Je ne pense toutefois pas que cette direction soit la seule possible pour notre époque. L’exploration de la réduction des moyens et du langage formel est un pôle de l’architecture contemporaine. D’un autre côté, on crée aujourd’hui des formes de plus en plus compliquées et expressives, parfois sauvages. Cela fait partie de notre époque, tout comme la réduction, et les architectes organiques peuvent également s’en occuper afin d’associer la force expressive à une conscience des besoins humains et de la spiritualité dans le monde. Cette expressivité, qui était déjà perceptible au début du 20e siècle dans sa manifestation la plus extrême chez Hermann Finsterlin, peut également être manifestée aujourd’hui, grâce au progrès technique. Les projets de Douglas Cardinal et de Gregory Burgess sont des exemples de cette possibilité, dans la mesure où ils font naître la conception expressive de la fonction et du contexte du bâtiment.

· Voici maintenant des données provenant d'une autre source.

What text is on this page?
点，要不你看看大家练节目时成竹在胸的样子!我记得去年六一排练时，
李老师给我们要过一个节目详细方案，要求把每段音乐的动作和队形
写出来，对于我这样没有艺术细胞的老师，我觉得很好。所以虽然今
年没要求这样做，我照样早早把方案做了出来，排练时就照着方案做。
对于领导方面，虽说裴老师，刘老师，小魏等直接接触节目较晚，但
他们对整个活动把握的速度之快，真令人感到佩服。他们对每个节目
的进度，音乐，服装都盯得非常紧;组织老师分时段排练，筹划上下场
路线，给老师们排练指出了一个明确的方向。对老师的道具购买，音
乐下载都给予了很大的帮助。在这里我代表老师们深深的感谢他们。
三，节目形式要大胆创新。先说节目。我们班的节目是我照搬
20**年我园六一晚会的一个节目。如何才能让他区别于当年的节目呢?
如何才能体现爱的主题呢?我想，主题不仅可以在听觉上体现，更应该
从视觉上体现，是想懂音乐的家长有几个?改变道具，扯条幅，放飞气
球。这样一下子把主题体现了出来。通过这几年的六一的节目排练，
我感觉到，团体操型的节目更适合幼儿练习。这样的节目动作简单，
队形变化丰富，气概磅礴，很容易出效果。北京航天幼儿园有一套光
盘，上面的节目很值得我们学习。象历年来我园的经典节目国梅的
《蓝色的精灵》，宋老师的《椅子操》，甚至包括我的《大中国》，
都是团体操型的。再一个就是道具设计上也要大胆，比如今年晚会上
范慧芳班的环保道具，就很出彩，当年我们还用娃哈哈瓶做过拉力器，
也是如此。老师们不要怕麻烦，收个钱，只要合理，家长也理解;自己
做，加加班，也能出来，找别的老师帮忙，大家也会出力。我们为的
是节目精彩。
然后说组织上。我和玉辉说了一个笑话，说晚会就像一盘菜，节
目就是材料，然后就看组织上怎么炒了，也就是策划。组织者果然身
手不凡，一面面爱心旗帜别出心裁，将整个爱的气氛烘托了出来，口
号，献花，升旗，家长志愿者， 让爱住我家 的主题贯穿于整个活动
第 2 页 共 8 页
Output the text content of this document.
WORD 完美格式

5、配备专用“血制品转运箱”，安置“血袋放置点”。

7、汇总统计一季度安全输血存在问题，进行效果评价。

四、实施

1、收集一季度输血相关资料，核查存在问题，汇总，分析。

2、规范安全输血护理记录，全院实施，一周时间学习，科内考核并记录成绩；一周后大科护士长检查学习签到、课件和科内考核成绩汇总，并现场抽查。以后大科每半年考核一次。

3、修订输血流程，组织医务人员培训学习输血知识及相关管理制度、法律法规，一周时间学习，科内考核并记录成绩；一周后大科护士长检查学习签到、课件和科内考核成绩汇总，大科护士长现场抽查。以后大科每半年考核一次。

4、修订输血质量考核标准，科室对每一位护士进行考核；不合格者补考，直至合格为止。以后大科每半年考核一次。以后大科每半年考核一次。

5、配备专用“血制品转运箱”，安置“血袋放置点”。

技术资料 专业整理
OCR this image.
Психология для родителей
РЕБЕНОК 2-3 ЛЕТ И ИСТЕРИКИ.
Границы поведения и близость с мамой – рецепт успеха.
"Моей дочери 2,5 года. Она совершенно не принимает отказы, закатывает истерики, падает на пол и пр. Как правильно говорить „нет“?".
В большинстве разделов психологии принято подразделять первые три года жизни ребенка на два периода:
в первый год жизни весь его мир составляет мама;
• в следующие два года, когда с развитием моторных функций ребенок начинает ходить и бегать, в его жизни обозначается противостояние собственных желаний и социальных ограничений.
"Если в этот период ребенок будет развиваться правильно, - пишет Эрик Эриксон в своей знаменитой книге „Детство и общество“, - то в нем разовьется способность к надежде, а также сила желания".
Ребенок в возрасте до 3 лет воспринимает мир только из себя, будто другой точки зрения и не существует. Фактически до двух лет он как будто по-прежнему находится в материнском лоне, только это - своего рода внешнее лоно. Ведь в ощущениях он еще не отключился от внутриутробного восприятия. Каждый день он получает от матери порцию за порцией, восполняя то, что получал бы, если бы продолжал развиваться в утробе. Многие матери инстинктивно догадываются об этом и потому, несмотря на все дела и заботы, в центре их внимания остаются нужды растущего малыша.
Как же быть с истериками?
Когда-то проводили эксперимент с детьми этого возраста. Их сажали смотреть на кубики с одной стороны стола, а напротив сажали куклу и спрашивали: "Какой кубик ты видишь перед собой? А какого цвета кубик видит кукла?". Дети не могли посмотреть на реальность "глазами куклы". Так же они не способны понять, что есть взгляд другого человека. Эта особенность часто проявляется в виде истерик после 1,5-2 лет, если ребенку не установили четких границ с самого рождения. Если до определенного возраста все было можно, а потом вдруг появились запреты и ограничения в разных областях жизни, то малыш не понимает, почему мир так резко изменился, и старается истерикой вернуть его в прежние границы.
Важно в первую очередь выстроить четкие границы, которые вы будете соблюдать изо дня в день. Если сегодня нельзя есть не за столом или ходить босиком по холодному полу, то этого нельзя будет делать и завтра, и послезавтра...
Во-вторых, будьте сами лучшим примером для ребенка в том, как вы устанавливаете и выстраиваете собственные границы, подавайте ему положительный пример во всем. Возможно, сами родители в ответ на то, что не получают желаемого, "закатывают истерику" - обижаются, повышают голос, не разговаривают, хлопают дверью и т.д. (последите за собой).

Ces brèves références aux caractéristiques de l’époque ne sont que de petits exemples pour illustrer l’approche présentée. Je suis convaincue qu’une tâche essentielle pour les architectes organiques aujourd’hui consiste à comprendre de plus en plus profondément l’évolution de la société et à mener ensemble une sorte de conversation exploratoire sur ce thème, afin de compléter les différents points de vue et perceptions. Cela peut constituer une base de contenu et d’idées pour un engagement commun dans le monde moderne.